ISS sources say ISWAP doesn’t want to create the impression that it is weak. And given Kaila’s role in ISWAP’s defeat, the group intends to send a strong message to potential defectors.

While Islamic State hasn’t stopped ISWAP’s preparations, it has asked for a pause in attacks while it tries to persuade Kaila to return to ISWAP. But Kaila will be reluctant to return, given his role in spearheading the JAS attacks and the fact that his fighters took many of ISWAP’s weapons when they defected. Insiders told the ISS that Kaila reiterated this fear over the phone to Abu Rumaisa, al-Barnawi’s brother and ISWAP media head, a few weeks ago.

Islamic State may want to avoid reputational damage to its major affiliate in West Africa

Why is Islamic State keen to reconcile Kaila with ISWAP? It may be concerned that JAS shouldn’t be taken lightly. But it also recognises the damage that defections caused to the group, and reconciling defectors with ISWAP could again weaken JAS.

Having already moved hundreds of fighters to Nigeria’s North West and North Central as part of its expansion efforts, Islamic State also knows ISWAP cannot afford a lengthy, distracting and deadly confrontation with JAS.

Islamic State may also not want to risk reputational damage to its major affiliate in West Africa. Especially since Islamic State’s other franchise in the region – Islamic State Sahel Province (still referred to as Islamic State in the Greater Sahara or ISGS) – is being overshadowed by the al-Qaeda-linked Jama’at Nusratul Islam Wal Muslimin (JNIM).

Since separating from ISWAP in 2022, ISGS has been locked in a struggle for supremacy against JNIM. This rivalry affects ISGS operations, with JNIM emerging as its primary security threat. Between January and February 2024, Islamic State media outlet Al-Naba showed that ISGS carried out only eight attacks in the Sahel, with 57 casualties. JNIM claimed 145 attacks with 581 casualties in the same period, says al-Qaeda media outlet Az-Zallaqa.

JNIM also created more insecurity than ISWAP in the same period. According to Islamic State, ISWAP carried out 96 attacks in January and February, resulting in 205 casualties. Although fewer attacks occurred in February than in January, the casualty rate increased because IEDs were used in 41% of the assaults.
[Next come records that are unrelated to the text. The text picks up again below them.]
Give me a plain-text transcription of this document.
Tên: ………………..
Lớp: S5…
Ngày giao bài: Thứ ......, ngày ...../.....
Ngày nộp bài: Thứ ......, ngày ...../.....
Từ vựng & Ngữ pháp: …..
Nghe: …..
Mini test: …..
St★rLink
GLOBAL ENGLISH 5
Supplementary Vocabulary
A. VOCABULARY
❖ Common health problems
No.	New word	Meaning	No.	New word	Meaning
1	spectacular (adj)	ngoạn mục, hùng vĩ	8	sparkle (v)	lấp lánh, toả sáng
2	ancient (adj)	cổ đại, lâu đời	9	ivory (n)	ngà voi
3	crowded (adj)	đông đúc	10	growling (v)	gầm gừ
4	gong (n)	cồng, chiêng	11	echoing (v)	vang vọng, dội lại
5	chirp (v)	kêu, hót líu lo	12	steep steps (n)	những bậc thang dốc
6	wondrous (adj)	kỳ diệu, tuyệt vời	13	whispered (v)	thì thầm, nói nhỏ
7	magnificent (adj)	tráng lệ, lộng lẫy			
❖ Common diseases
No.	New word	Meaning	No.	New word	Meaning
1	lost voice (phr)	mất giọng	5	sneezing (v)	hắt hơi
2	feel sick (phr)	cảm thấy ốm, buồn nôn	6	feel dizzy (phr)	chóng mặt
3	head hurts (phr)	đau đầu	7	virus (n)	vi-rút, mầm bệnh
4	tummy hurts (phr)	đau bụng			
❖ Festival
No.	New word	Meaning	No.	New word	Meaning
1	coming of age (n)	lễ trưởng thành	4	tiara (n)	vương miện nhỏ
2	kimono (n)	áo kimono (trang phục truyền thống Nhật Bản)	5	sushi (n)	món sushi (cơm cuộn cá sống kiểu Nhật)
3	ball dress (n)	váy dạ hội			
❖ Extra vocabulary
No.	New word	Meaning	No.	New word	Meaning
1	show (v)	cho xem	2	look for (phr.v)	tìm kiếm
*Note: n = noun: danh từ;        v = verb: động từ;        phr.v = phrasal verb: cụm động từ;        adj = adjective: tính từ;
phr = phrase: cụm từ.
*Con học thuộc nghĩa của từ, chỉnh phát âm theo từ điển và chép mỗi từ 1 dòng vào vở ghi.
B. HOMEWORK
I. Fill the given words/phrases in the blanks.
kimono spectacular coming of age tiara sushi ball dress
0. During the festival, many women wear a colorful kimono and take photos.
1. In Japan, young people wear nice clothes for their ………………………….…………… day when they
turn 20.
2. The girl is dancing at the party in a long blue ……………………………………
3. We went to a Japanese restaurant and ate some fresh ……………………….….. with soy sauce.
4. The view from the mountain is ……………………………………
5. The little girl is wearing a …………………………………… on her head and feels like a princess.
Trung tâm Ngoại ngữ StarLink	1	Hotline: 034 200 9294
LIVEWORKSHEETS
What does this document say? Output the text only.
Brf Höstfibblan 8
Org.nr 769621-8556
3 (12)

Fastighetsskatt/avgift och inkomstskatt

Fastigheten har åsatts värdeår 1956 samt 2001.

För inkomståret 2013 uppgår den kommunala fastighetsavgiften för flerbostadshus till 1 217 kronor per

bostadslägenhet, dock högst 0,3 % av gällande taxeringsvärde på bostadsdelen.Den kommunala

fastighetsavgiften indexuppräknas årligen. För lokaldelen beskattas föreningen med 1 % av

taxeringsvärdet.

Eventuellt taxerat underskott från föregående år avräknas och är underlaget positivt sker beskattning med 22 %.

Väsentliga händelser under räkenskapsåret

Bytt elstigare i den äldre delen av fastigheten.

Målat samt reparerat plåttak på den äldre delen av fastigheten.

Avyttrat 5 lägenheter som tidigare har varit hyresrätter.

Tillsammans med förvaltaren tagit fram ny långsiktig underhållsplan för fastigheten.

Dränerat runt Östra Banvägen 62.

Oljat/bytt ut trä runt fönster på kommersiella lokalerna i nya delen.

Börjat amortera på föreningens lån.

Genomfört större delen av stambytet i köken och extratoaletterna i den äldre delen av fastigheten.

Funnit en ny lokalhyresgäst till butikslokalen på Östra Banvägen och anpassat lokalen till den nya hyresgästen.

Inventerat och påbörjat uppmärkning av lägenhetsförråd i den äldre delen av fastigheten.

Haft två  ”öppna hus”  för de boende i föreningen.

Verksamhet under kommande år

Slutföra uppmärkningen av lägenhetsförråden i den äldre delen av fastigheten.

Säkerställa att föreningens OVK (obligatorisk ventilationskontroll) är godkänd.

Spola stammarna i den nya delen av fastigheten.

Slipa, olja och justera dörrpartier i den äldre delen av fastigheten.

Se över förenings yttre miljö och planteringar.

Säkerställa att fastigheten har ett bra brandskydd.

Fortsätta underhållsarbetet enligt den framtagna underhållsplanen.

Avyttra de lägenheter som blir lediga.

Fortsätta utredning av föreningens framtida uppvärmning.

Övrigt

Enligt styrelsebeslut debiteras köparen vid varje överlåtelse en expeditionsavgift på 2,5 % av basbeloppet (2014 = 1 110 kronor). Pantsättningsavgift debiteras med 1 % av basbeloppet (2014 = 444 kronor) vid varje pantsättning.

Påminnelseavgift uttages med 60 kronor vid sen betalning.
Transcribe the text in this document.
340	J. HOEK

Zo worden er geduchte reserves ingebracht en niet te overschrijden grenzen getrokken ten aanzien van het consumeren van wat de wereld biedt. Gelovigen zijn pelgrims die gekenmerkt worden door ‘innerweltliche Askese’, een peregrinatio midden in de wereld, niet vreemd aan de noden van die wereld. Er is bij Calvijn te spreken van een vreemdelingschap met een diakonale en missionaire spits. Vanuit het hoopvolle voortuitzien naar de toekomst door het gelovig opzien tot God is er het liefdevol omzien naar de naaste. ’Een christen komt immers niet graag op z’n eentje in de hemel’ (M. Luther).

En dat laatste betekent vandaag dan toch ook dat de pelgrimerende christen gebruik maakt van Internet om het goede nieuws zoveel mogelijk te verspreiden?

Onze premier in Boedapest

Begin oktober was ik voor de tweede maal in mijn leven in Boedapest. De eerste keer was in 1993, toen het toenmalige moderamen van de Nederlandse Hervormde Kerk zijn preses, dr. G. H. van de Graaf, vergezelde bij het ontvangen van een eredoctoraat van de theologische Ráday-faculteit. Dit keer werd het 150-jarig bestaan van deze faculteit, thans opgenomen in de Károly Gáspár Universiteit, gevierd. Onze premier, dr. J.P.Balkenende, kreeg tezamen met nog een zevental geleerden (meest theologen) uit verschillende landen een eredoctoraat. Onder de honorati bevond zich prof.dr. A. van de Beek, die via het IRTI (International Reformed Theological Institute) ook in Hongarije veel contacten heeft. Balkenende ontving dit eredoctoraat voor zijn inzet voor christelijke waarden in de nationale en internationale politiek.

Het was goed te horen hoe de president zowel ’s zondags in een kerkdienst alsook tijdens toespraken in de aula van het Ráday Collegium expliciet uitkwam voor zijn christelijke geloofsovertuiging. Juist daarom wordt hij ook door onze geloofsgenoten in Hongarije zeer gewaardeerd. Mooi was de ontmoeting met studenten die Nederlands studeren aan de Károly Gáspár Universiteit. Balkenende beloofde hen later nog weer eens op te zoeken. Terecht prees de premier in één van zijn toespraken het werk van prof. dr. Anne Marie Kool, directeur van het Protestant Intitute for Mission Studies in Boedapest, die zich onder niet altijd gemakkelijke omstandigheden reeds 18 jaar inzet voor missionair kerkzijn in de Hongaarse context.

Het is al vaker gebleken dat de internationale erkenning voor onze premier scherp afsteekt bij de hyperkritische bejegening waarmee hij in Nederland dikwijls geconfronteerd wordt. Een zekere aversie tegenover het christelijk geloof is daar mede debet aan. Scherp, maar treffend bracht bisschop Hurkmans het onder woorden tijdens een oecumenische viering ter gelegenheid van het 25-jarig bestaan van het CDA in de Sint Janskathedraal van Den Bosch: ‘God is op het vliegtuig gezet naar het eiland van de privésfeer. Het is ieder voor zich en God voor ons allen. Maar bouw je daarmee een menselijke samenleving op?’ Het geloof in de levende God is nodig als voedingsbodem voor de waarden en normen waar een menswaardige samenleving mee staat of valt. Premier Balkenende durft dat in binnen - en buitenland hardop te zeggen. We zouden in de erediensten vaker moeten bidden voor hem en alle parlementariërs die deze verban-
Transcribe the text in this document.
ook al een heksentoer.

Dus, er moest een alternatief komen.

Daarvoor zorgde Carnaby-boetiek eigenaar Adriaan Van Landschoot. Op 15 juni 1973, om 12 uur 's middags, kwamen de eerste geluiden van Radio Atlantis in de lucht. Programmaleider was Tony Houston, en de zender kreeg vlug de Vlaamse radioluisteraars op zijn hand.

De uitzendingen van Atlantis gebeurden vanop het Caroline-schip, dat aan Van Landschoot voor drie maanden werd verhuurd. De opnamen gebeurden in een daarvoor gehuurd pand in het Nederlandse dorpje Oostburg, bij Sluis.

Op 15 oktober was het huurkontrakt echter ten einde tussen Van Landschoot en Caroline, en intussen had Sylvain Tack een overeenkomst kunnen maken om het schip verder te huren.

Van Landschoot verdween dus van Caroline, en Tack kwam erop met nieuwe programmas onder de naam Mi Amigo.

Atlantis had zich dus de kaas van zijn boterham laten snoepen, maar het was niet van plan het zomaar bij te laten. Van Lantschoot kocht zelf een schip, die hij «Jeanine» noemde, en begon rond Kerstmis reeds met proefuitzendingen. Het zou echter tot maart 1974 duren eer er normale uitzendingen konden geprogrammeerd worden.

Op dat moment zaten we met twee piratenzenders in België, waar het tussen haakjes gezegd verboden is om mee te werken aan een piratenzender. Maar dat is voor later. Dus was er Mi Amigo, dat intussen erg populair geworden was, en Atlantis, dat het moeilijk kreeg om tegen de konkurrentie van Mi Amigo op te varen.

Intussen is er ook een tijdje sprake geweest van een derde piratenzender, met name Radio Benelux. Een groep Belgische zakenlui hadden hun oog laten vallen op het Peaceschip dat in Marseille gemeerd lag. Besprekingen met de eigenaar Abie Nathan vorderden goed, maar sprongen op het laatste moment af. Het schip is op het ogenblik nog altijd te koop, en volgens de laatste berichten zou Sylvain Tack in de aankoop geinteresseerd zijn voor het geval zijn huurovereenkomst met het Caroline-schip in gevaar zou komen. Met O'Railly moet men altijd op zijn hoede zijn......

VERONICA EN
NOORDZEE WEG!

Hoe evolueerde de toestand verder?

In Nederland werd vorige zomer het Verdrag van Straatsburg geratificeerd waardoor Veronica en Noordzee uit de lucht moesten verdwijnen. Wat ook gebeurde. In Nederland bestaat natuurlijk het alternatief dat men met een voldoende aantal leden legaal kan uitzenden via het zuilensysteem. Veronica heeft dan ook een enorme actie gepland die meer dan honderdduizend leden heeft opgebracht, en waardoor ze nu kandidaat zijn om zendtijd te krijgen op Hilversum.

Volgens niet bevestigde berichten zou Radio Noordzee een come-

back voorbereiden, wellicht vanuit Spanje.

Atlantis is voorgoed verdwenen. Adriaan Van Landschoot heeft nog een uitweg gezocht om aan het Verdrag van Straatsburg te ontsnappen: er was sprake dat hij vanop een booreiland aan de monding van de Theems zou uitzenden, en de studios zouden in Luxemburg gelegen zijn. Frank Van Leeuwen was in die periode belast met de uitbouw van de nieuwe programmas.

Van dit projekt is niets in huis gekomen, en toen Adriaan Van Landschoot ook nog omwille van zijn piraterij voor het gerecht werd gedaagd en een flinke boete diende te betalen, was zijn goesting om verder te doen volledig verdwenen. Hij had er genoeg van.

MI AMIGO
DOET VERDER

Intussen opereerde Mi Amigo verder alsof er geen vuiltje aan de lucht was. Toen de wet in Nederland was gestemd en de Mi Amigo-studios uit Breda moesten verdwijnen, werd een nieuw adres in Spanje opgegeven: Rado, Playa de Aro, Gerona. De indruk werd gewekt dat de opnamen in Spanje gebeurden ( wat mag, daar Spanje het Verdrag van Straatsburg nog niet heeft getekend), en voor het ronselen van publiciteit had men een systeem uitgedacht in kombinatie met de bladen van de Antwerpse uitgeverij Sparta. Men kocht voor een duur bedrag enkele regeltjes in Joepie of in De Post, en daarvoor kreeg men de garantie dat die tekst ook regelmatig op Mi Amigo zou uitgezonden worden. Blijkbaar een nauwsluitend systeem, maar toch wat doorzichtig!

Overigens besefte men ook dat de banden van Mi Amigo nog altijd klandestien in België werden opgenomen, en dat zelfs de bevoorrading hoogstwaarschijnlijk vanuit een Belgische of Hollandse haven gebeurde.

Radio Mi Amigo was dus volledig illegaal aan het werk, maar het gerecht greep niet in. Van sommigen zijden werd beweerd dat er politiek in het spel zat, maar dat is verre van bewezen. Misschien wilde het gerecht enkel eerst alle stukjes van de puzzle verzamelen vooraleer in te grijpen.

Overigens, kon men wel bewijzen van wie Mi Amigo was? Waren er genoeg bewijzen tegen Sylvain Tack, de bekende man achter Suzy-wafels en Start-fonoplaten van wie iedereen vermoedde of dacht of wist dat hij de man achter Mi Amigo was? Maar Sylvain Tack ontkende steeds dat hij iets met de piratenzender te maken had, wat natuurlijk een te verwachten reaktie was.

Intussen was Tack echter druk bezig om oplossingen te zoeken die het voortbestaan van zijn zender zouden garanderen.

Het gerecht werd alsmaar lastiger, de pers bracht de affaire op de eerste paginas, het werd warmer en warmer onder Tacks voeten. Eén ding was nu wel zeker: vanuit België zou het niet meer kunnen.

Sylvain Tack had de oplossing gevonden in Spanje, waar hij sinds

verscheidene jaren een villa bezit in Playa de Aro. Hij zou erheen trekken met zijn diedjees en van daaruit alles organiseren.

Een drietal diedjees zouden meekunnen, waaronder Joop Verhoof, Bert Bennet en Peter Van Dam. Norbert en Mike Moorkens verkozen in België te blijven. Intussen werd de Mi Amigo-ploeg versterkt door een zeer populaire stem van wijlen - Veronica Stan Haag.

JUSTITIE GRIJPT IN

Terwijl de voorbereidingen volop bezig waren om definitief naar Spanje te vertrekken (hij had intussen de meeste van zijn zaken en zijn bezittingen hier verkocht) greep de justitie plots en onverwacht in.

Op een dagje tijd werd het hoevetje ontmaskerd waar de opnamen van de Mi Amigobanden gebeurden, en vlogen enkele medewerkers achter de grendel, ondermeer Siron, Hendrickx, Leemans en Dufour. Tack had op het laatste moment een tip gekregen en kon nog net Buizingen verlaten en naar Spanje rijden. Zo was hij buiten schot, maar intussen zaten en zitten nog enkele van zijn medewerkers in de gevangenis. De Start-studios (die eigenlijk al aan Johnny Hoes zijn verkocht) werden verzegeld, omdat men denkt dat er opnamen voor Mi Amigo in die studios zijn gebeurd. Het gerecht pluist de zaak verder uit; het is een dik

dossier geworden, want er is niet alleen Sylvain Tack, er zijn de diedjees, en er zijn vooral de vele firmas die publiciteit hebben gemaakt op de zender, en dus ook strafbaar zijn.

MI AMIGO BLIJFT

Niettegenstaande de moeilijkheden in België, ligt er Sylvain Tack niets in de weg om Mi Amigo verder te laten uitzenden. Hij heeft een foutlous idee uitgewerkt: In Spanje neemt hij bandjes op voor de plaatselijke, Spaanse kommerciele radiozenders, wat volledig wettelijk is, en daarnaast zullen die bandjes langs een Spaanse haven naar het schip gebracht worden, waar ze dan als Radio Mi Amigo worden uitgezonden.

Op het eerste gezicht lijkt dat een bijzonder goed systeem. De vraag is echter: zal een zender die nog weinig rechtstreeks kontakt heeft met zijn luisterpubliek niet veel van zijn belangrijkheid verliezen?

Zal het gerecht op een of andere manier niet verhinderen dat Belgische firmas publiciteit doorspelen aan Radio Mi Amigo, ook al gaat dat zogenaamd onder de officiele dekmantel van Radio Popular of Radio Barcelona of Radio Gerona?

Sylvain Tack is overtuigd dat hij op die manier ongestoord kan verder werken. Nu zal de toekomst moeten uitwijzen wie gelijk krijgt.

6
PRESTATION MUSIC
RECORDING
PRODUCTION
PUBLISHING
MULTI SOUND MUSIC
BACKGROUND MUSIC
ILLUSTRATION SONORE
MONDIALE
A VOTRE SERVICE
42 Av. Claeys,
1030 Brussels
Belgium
Governments should ramp up military pressure to complement the damage ISWAP and JAS inflict on each other

The proxy war between Islamic State and al-Qaeda across the Sahel and West Africa – manifested in the clashes between their affiliates ISGS and JNIM – along with the ISWAP-JAS rivalry in the Lake Chad Basin, should be good for counter-terrorism. The more these violent extremist groups fight each other, the more likely they are to be depleted.

Ongoing military operations across Lake Chad Basin by the Multinational Joint Task Force and national armies try to limit JAS and ISWAP’s operational spaces, forcing fighters to surrender. This could explain Islamic State’s reluctance to see ISWAP fight JAS, and its push to expand beyond North East Nigeria in search of more operational space.

What this means for governments is that they shouldn’t rely on these groups to self-implode. Instead, they should ramp up military pressure to complement the damage the groups inflict on each other.

Cutting their supplies and preventing recruitment in the Lake Chad Basin and beyond is also important. This can be achieved through tighter border control measures informed by cross-border intelligence gathering and sharing.

Conflict is a major conveyor of terrorism, with more than 90% of terrorist attacks in 2023 occurring in conflict-affected areas. That makes it vital to develop socially embedded conflict prevention tools focused on banditry, farmer-herder clashes and inter-communal violence. These measures would prevent terrorists from taking advantage of conflicts, as is currently the case.